Yellow Eyes – Rare Field Ceiling

What the hell is a Rare Field Ceiling?

Yellow Eyes’ fourth album Immersion Trench Reverie was one of my black metal highlights of 2017, so I was pretty excited for the follow up. Rare Field Ceiling (what does that even mean lol) is a much thicker mixture of dissonance than its predecessor. While it’s a good effort, I can’t help but be left a bit cold, if only because of the weight of expectations. Rare Field Ceiling eschews the alpine atmosphere that kept me coming back to Immersion Trench Reverie. While I’ve enjoyed it each time I’ve listened to it, this one hasn’t become a staple in my black metal listening diet the way its predecessor has.

The Skarstad brothers, who lead the band, have said that leading up to the album there have been a series of devastating health crises in their family (God, I wish that wasn’t so relatable), and that it couldn’t help but have a big impact on the album. I think this makes a lot of sense. While you still have some subtle melody, as well as samples of bells, women’s choirs and the like, this is a much darker album than Immersion Trench Reverie. The production is intentionally rough and muddy and they lean much harder on their dissonant side than their melodic one. While Immersion Trench Reveries brought to mind images of forests and mountaintops, Rare Ceiling Fan almost has the atmosphere of an industrial wasteland. Actually, it reminds me a lot of the movie Stalker where it’s still in sepia and they’re sneaking through the industrial section leading up to the zone.

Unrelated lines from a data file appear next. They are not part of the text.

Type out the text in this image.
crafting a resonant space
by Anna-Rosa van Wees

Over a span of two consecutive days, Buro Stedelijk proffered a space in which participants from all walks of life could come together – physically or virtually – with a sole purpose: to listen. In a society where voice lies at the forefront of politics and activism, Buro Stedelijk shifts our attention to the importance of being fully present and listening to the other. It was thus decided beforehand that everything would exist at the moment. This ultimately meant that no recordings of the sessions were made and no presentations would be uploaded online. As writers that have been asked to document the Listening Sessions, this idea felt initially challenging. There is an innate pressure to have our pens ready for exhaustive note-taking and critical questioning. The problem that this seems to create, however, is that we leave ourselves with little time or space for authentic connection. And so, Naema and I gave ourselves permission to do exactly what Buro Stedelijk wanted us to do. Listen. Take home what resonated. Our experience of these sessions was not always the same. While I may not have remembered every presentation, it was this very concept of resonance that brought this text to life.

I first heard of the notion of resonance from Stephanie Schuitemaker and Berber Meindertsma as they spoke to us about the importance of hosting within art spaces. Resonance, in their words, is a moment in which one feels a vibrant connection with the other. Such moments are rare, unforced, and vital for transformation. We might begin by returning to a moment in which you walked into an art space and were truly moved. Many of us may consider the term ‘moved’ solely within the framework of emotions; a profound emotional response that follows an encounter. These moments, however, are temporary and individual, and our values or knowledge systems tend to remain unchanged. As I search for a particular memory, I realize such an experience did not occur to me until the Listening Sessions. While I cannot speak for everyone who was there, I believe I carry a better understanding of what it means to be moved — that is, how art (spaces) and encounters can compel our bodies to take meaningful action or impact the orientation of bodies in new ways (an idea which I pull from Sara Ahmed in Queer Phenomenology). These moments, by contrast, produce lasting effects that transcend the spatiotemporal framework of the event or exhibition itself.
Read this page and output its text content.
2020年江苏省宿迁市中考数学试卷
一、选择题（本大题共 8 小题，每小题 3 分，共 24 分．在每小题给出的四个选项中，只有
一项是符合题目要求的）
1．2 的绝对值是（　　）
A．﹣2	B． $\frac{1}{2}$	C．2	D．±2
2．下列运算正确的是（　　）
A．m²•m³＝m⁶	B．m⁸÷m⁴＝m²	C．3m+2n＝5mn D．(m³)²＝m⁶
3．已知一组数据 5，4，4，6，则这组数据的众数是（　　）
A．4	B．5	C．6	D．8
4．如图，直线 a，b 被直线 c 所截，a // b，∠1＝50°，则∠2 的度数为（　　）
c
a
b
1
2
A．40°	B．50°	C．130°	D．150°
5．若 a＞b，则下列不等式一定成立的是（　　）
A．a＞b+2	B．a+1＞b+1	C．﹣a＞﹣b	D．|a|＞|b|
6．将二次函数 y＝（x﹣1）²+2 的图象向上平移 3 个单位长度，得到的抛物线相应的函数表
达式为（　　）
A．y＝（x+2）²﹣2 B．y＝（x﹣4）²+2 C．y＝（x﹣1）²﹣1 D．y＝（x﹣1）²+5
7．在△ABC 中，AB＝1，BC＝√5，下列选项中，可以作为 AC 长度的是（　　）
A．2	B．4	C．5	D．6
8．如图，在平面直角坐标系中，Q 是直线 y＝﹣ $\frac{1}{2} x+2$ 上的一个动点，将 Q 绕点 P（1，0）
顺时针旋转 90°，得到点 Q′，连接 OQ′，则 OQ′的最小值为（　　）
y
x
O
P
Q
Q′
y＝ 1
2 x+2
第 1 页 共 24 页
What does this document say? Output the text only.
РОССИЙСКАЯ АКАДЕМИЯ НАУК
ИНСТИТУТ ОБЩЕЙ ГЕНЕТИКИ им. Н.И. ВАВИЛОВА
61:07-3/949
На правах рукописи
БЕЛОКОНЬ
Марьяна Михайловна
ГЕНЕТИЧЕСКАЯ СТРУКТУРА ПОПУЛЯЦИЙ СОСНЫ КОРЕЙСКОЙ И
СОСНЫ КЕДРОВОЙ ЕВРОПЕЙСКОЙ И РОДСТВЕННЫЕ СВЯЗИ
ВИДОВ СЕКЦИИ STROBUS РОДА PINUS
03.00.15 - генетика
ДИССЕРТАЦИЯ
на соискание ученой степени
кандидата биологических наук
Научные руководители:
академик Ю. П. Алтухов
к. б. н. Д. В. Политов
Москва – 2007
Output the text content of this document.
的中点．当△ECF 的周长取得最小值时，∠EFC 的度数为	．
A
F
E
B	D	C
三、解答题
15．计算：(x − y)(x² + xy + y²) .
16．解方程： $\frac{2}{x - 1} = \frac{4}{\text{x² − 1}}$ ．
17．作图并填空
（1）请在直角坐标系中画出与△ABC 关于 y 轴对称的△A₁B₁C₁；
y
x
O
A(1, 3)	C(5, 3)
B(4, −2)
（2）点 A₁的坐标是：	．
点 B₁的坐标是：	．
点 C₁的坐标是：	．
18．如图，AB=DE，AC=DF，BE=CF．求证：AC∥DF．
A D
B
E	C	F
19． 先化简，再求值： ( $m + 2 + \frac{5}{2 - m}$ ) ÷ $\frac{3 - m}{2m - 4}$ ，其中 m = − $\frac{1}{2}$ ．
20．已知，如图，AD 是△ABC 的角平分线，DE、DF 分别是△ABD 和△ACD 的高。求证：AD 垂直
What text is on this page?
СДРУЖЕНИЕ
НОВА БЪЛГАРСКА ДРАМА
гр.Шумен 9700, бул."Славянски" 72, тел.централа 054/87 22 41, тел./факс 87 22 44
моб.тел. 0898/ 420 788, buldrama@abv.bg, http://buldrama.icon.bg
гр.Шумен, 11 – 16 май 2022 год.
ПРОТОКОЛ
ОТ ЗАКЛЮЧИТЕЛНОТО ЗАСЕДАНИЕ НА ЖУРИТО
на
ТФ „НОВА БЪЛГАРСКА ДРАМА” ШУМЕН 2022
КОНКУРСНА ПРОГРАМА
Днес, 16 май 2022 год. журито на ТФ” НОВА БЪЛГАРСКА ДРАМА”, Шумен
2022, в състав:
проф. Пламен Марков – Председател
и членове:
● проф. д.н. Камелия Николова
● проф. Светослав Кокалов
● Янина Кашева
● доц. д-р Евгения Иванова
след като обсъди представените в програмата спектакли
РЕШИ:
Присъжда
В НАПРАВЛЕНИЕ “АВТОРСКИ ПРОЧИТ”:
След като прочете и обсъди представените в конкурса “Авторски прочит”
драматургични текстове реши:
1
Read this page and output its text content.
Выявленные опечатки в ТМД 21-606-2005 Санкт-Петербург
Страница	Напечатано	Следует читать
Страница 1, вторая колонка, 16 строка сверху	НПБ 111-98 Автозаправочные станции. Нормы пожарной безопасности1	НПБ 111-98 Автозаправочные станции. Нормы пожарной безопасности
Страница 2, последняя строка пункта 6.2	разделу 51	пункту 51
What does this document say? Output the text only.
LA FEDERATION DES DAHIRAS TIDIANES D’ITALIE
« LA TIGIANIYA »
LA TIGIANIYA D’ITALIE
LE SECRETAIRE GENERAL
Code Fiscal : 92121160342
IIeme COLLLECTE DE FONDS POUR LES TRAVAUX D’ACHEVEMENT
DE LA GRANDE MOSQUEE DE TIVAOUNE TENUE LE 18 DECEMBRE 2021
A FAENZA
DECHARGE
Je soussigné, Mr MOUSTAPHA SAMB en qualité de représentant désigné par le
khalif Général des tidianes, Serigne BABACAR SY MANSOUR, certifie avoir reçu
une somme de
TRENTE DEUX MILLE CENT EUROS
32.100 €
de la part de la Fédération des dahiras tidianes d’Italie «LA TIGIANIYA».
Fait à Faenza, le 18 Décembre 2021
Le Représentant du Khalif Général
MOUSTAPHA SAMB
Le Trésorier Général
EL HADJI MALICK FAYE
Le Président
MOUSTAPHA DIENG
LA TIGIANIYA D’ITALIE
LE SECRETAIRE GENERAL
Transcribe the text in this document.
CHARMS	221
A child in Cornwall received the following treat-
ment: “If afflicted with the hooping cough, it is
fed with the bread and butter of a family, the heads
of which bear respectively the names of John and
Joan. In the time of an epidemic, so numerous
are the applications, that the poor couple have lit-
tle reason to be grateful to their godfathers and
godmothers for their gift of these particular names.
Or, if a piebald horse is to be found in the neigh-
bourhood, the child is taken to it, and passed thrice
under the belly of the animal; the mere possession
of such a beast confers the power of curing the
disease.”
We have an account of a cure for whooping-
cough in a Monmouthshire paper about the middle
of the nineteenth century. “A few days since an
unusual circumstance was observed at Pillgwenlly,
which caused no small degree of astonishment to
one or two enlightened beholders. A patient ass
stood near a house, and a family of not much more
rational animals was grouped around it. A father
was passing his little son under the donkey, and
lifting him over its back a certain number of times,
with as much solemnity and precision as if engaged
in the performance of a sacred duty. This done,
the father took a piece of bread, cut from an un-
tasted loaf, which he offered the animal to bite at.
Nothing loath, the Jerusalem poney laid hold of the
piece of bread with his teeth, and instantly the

Yellow Eyes have long had an obscure streak, but I find the song titles to be particularly amusing here. With song titles like “Light Delusion Curtain” and “Nutrient Painting”, thematically they can be as obscure as the music sometimes proves to be. The production here is raw and muddy, the songs structures atypical and everything kind of congeals into this thick, molassesy stream of dissonance. We do have some off-kilter melody penetrating the murk, and it’s a welcome inclusion. Mike is as good as always on the drums, and the rasps are strong and pained. The album is a very dreary affair that kind of ends up blurring into one experience, rather than there being standout songs.

It’s pretty funny that one of the brothers takes on gigs like making commercial Christmas music for Reese Peanut Butter Cups commercials. The swirling shroud of dissonance that comprises Rare Ceiling Fan is about as far away from that world as you can get. While this does not reach the towering alpine peaks of Immersion Trench Reverie, it is still a welcome addition to the Yellow Eyes discography. Featuring a much more dreary and opaque vibe, it is good at what it does an still one of the stronger black metal albums I’ve heard out of 2019.